Placed side by side, this gives an approximate idea of the stage set-up. There may appear to be a fair amount of space not shown between the two shots- not so. It appears that way because both pictures were taken from side angles. We actually weren't much farther apart than this- Be-Bop was narrow and long, the stage area being the width of the room. The audience was seated, or stood, the length of the room. Richard Bruland, who owned and operated Be-Bop, allowed us to remove the records and bins and haul it all back to the band house, up the street, leaving room to pack lots and lots of people in. It was a very memorable experience and one of the band's best shows. Songs from this show that ended up on the LP: "Mr. Id"; "Origin"; "I Live In L.A."; "B.B.Q."; and "Mantell's Last Flight".
Here's the only shot I know of which shows the full band at Jamie's Dad's Ranch in Canyon Country, 8/28/88.
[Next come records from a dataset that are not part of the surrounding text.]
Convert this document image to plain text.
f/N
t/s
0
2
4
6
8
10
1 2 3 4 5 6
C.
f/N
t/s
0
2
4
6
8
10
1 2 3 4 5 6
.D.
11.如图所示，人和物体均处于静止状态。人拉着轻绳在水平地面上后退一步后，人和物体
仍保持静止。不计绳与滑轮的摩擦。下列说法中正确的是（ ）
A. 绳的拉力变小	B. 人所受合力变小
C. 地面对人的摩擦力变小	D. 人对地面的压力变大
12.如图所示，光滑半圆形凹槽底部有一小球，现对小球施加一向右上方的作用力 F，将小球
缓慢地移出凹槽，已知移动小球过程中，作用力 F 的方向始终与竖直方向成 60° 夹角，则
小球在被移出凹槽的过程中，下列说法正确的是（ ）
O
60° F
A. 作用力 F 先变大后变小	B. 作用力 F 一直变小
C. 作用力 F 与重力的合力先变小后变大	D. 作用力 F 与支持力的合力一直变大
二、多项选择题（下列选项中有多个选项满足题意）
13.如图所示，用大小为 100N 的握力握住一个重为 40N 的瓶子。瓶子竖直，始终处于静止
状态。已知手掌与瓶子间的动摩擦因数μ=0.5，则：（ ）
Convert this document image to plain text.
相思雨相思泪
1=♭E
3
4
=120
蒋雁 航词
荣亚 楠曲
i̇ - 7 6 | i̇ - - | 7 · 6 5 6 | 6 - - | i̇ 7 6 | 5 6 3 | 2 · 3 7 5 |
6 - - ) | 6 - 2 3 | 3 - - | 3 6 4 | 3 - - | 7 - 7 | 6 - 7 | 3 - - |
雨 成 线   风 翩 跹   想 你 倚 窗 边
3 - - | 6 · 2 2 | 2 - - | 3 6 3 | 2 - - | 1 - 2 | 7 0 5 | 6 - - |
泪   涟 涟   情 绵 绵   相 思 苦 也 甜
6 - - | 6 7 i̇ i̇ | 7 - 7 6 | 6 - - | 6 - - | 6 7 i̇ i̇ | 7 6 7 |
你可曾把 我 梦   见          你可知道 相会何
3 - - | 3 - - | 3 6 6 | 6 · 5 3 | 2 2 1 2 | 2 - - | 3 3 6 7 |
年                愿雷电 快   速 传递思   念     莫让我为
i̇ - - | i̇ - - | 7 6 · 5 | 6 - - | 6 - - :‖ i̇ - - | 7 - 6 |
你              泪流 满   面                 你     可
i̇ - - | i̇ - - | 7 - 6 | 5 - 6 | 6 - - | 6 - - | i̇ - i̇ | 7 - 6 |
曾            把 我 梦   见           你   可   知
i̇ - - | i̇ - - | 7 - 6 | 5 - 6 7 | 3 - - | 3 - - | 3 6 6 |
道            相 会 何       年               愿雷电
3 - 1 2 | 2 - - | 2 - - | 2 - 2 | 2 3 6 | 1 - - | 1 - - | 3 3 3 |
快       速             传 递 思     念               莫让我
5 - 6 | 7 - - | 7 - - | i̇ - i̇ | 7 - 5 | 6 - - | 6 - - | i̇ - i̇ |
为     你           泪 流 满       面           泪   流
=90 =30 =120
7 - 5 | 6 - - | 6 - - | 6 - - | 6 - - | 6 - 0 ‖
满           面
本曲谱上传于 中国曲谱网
Jamie, if I recall correctly, was a friend of someone in the SST organization- probably Phil Newman, the owner/operator/engineer of Spinhead. We wanted to hedge our bets by getting more live recordings to choose from, so we decided to do an outdoor show and invite everyone we knew. We also invited Death and Taxes, Tom Shannon's band, to come out and play with us there. While the turnout wasn't bad, the location turned out to be too remote for most people and so we did not have a huge crowd. I had been very excited about doing an outdoor show but in this case it turned out to be more of a pain in the ass than it was worth. By the time we went on, the sun was going down, the engineer couldn't see the equipment that well, the audience who'd been baking in the sun all day started to freeze and the musicians fared about the same or worse- fingers didn't move so well, etc. Still there were some very fun and memorable moments spread throughout the day and we did get one usable song out of it, "Beany Boy's Polka".
Again, these pictures were taken with a flash, and they make the room look very bright, which it never was- it was dark and atmospheric. (I saw many details of Spinhead illuminated for the first time when these were developed. Here we'd been there every night for a month doing "Music To Trash", and for about a week during "A Land Without Fences"; and until I saw these shots I could never tell what color the back wall was.) And this was a very unusual set up for us, all packed against the back wall- normally we arranged ourselves in a circle facing each other: M. against the back wall, me against the front wall with my back to the door and the recording booth window, George to the right and Kenny to the left. After which of course you could barely walk in and out of the place, especially once the sound baffles went up. But this time we needed room for an audience, so...we all brought a lot less (yes, believe it or not, this was light for us). I didn't even bring the pedalboard- guitar and amp, period. I thought it would be a nice challenge to make Paper Bag music without it. Songs from this session that made the album: "Frightened Lives" and "Studio Hell".
Overall comments: While we'd originally talked about doing a series of gigs and pulling the best from them for this album, after how good the Be-Bop show was M. thought we ought to just pull from that. He was outvoted and we did the other two shows, from which 3 very good pieces came. There have been times, in retrospect, that I thought he was right. (And in fact we have talked a lot about putting out the Be-Bop show as a separate release, something which may yet happen.) But then again...if we'd stopped there, we wouldn't have "Studio Hell", which is one of my all time PB favorites and one of M.'s best poetry pieces. I think if nothing else, that one made it all worth it.
I was also annoyed at having to go back exclusively to the vinyl format- only because we had so much good stuff recorded for this one and had to pare it down mercilessly to fit onto LP. This album is way, way too short, it's practically an e.p. (The prevaling production wisdom was: "It's gotta be loud dude, if it's too long you lose volume!" I said, "Fine, let 'em get more for their money and just turn it up!" But no!) If we'd been allowed a CD release we could have doubled the amount of material with no problem. But considering this album received no domestic promotion (and seemingly no domestic distribution either), SST obviously didn't care. It sat for nearly a year before being released- to Europe and mail order and as far as I can tell, nothing else. A bad fate for a good album.